The analysis released today covers 446 companies. The report includes surveys from Fortune 1000, Standard & Poor's 500, Forbes' list of the 200 largest privately held firms, the American Lawyer 100 and any other company with 500 or more employees that requested a rating or for which HRC had sufficient data to derive a score.
The Human Rights Campaign not only tracked the progress of companies, it was actively involved in improving corporate scores. For the past several years, the Human Rights Campaign Workplace Project has worked with hundreds of executives of small, medium and large businesses as well as with GLBT employees to provide on-site training on fair policies and provide pertinent cutting-edge research that helps businesses learn best practices, successful models and the positive results created by implementing these policies in their workplace.
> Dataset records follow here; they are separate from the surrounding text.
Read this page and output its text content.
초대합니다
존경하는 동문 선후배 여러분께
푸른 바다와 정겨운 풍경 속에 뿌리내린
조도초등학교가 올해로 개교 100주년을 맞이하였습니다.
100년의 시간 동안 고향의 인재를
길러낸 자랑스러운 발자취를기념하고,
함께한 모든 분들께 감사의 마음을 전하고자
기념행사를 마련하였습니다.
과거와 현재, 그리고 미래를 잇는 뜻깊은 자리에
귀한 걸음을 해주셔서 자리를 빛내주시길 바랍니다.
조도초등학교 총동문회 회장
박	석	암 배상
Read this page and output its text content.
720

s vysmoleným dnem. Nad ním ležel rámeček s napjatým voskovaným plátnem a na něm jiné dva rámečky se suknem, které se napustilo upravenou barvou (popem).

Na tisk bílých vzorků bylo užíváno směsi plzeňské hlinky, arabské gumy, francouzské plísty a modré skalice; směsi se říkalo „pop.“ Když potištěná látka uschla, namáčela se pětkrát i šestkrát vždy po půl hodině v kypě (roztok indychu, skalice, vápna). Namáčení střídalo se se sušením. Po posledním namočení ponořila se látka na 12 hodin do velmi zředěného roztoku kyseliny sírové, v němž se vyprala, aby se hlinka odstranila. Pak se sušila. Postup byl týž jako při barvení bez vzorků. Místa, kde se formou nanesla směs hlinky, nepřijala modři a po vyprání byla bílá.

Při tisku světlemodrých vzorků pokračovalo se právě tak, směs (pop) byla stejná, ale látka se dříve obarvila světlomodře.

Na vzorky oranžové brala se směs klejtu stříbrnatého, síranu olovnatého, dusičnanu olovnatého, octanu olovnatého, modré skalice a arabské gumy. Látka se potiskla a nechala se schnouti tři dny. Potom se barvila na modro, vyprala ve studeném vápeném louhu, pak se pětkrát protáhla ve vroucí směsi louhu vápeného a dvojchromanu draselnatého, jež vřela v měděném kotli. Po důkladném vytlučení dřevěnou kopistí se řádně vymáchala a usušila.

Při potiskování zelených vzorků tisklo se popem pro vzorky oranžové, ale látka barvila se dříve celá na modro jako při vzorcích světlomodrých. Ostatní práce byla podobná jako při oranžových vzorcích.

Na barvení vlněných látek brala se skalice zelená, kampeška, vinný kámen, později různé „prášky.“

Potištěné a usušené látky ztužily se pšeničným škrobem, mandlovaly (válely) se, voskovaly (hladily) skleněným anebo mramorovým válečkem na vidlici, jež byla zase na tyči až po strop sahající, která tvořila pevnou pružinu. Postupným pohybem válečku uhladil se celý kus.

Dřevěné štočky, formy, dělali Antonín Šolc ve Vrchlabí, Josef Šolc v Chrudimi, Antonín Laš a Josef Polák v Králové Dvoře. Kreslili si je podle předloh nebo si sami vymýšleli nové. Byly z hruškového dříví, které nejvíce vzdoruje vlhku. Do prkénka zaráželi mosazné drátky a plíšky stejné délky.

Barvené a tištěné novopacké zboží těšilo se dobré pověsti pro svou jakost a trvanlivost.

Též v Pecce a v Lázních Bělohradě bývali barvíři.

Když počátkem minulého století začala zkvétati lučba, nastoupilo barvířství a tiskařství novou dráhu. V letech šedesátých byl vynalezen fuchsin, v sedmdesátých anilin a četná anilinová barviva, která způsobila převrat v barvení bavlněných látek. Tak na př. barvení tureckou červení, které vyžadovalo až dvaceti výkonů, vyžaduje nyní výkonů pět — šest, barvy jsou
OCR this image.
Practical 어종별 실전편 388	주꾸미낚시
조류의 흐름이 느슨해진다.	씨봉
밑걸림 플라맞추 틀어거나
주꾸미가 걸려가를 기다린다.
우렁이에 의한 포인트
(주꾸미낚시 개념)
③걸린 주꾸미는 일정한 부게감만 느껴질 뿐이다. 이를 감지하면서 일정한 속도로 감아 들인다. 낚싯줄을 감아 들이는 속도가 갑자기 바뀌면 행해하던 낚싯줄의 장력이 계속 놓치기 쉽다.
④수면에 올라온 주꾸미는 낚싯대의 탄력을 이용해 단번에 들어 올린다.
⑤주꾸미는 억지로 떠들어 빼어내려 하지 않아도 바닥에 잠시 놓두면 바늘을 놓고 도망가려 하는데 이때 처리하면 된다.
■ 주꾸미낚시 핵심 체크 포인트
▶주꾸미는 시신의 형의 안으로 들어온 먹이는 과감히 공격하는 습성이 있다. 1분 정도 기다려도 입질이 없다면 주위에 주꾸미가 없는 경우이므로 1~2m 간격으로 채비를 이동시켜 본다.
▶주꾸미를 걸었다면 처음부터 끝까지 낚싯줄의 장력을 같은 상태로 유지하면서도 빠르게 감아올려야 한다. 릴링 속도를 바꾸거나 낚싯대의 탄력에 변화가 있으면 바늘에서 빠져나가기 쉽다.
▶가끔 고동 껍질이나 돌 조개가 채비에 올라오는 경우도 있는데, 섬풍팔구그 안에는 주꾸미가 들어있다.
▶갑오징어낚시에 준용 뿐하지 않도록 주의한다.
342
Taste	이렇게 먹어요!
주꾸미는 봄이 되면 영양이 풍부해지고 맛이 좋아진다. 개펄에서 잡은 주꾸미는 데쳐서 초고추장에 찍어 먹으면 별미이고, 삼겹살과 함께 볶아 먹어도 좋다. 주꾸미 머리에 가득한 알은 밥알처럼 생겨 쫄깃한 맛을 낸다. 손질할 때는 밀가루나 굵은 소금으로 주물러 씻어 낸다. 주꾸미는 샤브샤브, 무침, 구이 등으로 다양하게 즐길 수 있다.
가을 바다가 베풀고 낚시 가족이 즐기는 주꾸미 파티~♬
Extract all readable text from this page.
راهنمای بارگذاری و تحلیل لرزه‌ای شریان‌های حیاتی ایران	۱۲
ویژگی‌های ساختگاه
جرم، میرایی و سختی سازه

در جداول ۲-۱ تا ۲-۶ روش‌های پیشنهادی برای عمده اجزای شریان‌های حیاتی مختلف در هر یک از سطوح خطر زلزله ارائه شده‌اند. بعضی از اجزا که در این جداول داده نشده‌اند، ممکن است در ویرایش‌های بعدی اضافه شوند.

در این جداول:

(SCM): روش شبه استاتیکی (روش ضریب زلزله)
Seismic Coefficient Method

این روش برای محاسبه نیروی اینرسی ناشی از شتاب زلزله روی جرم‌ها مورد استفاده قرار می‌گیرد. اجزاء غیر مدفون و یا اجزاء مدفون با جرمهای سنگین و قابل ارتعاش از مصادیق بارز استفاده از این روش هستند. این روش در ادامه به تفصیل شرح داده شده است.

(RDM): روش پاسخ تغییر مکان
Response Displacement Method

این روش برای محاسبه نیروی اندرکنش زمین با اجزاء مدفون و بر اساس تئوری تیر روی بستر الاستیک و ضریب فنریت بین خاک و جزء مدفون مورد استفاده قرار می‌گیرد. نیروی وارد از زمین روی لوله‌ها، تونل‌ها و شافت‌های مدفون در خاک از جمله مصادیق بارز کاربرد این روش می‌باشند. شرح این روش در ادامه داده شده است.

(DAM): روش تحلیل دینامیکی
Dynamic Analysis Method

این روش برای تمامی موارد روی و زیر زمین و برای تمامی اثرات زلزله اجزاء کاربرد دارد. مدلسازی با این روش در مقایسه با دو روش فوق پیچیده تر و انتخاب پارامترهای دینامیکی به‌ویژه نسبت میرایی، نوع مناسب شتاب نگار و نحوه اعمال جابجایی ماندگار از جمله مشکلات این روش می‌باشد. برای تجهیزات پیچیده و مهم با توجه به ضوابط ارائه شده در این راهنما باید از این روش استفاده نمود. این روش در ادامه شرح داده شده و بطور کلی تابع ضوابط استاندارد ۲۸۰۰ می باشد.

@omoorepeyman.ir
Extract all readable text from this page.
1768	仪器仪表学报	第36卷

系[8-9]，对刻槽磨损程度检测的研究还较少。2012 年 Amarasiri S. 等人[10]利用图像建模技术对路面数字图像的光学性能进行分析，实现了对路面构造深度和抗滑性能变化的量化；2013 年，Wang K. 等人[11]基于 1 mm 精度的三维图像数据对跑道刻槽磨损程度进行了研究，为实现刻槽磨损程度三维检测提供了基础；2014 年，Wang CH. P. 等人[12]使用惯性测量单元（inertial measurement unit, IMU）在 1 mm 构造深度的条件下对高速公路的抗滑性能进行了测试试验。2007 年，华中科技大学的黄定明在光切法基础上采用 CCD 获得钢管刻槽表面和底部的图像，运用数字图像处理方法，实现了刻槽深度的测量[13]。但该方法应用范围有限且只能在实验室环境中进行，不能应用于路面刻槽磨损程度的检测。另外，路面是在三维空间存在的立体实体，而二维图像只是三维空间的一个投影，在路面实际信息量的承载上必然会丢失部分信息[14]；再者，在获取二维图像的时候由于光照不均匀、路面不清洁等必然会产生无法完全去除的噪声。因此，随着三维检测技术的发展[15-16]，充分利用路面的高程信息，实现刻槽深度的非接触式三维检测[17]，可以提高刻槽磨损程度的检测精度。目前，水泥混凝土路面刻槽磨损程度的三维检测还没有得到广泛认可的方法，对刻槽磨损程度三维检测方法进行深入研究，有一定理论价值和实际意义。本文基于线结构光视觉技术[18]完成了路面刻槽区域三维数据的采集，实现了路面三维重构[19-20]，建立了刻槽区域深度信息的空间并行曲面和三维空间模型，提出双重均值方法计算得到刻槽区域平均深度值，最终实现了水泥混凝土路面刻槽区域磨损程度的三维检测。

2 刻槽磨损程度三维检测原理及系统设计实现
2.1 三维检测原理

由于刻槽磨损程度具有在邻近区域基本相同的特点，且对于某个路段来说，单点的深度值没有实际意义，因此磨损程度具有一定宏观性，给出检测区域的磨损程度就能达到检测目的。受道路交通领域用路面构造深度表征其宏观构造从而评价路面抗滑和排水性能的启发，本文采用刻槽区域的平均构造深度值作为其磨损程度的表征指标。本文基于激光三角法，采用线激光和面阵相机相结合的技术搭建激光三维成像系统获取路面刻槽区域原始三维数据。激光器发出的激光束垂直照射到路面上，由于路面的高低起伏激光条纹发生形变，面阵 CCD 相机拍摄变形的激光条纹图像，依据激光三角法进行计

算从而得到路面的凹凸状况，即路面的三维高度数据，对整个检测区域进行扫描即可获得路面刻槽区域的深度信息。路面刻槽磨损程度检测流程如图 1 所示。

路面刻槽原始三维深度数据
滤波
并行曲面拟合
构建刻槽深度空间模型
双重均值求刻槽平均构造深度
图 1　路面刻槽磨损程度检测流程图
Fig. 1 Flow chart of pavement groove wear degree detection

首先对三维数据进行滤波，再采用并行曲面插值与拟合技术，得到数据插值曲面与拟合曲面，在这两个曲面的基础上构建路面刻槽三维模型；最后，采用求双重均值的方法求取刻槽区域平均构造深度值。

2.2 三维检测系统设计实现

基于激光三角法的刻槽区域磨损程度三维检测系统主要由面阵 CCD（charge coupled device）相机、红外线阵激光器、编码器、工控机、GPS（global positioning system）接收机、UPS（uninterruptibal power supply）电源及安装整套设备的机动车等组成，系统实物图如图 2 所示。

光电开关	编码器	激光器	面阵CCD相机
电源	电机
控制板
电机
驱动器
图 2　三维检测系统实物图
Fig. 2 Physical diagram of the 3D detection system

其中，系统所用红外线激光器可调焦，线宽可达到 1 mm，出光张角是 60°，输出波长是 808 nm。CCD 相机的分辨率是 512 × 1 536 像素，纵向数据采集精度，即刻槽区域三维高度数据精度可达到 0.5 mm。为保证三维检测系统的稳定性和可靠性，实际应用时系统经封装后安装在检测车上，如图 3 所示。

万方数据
The 2006 HRC Corporate Equality Index rated companies on a scale of 0 percent to 100 percent on several factors, including whether they have a written non-discrimination policy covering sexual orientation support transgender employees with written non-discrimination policies and benefits offer inclusive health insurance, bereavement and family leave policies to employees with same-sex partners offer diversity training have GLBT employee groups engage in appropriate and respectful advertising to the GLBT community contribute to GLBT community organizations and decline to engage in any activities that would undermine the goal of equal rights for gay, lesbian, bisexual and transgender people.
A copy of the report and all ratings can be found at www.hrc.org/cei.
The Human Rights Campaign is the largest national lesbian and gay political organization with members throughout the country. It effectively lobbies Congress, provides campaign support and educates the public to ensure that gay, lesbian, bisexual and transgender Americans can be open, honest and safe at home, at work and in the community.